JAKARTA - Sebut saja para pahlawan dan tokoh nasional yang ikut memerdekakan bangsa dan negara yang bernama Indonesia ini, kalau tidak bisa dikatakan semuanya berlatar belakang Jurnalis, maka sebagian besar mereka adalah penulis yang aktif menyuarakan hak azasi yang tertindas.
Mulai dari Soekarno sampai dengan Bung Kecil Sutan Syahrir adalah jurnalis atau penulis aktif.
Para pahlawan ini sangat serius dan gencar menyuarakan kemerdekaan, dan kesetaraan bagi semua manusia di muka bumi tanpa membedakan kasta dan profesi.
Para jurnalis pejuang ini meninggalkan legacy kemerdekaan bagi bangsa dan negara ini, sehingga bisa mengurus urusannya sendiri di tanah air yang satu, Indonesia.
Setelah negara ini dinyatakan merdeka, dan diurus oleh bangsanya sendiri, apakah kemerdekaan itu benar-benar terjadi dan dinikmati oleh semua rakyat dan profesi yang ada di negara ini?
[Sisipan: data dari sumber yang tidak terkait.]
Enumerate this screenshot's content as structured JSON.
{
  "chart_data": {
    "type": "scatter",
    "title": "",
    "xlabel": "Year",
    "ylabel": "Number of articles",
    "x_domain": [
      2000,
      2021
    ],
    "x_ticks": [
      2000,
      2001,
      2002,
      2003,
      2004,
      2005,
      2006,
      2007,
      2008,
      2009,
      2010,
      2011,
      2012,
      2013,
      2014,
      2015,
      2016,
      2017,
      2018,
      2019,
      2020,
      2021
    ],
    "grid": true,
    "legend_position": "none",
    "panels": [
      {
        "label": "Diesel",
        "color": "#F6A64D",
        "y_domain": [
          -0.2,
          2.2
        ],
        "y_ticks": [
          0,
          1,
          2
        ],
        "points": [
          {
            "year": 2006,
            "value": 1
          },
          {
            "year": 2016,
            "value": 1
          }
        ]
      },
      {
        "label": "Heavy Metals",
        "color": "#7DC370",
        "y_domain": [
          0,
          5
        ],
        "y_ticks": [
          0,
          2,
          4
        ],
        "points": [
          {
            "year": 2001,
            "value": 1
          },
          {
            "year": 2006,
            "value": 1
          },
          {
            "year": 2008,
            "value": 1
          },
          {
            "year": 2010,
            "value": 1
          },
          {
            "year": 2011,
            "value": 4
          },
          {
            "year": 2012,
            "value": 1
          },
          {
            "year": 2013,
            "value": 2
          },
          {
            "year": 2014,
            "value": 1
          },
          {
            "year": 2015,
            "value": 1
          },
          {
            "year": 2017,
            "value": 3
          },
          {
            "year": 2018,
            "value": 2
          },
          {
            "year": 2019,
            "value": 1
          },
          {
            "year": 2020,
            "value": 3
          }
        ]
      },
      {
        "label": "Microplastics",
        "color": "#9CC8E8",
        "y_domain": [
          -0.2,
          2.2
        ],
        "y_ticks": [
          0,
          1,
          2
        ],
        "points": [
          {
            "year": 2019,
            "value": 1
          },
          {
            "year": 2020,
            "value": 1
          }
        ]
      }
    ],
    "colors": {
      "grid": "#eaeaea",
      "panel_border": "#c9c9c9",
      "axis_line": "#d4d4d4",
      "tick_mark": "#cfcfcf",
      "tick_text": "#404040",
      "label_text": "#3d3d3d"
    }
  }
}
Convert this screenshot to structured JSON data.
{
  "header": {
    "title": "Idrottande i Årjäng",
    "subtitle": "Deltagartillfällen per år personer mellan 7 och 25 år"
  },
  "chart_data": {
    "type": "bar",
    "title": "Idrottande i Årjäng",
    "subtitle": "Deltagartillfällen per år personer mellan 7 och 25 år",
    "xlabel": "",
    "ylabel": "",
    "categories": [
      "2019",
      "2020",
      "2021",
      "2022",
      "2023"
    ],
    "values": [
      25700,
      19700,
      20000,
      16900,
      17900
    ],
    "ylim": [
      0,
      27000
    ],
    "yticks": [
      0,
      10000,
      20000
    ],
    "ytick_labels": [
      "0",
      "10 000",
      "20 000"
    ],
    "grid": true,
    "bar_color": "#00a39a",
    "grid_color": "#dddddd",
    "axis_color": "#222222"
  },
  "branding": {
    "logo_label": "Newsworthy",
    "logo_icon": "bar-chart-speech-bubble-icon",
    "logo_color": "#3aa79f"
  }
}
Sebuah pertanyaan yang perlu dijawab dengan hati-hati, karena kebebasan atau kemerdekaan berpendapat sudah mulai dikebiri, dengan berbagai cara dan intimidasi.
Apakah saat ini para jurnalis ini bebas dalam menjalankan profesinya? Apakah para jurnalis ini bebas berkarya dan karyanya dihargai? Apakah para jurnalis ini tidak didiskriminasi dalam berusaha dan berkehidupan sebagai pejuang amanat penderitaan rakyat?
Atau hanya sebagai tangga naik saja bagi para politisi dan birokrat dalam membangun opini dan pencitraan diri belaka.
Begitu banyak eksploitasi yang dilakukan terhadap jurnalis, mulai sertifikasi yang dimonopoli, sampai banyak aturan yang membatasi dalam ikut berekonomi dalam bisnis informasi, dan jurnalis tetap diam dalam ketakutan.
Bersuara adalah tiket untuk masuk penjara, dengan delik pencemaran nama baik bagi para maling uang negara yang bisa membeli hukum dengan hasil rampasannya.
Idealnya, jika sertifikasi profesi diterapkan bagi para jurnalis harus bisa digunakan sebagai dasar hukum untuk berpraktek sebagai seorang jurnalis, sama halnya dengan seorang dokter yang bisa berpraktek tanpa harus mendirikan Perusahaan berbadan hukum atau PT.
Tak ada perbedaan dalam menjalankan profesi, dokter dan jurnalis sama-sama berpraktek dengan kode etik. Dokter mengikuti kode etik kedokteran, sementara jurnalis mengikutik kode etik jurnalistik.
Tapi apa yang terjadi, Dokter bisa berpraktek mandiri dengan sertifikat izin praktek dari asosiasi, sementara jurnalis setelah sertifikasi masih perlu Perusahaan berbadan hukum dengan kewajiban Pemimpin Redaksi bersertifikat Wartawan Utama.
Sampai kapan aturan yang memasung kebebasan dan kemerdekaan, serta diskriminasi terhadap profesi jurnalis ini terjadi, bahkan diterapkan oleh kawan seprofesi sendiri.
Selamat Hari Pers Nasional (HPN) 09 Februari 2021.
Sudahkah kita para jurnalis merdeka di Hari Pers Nasional 2021 ini?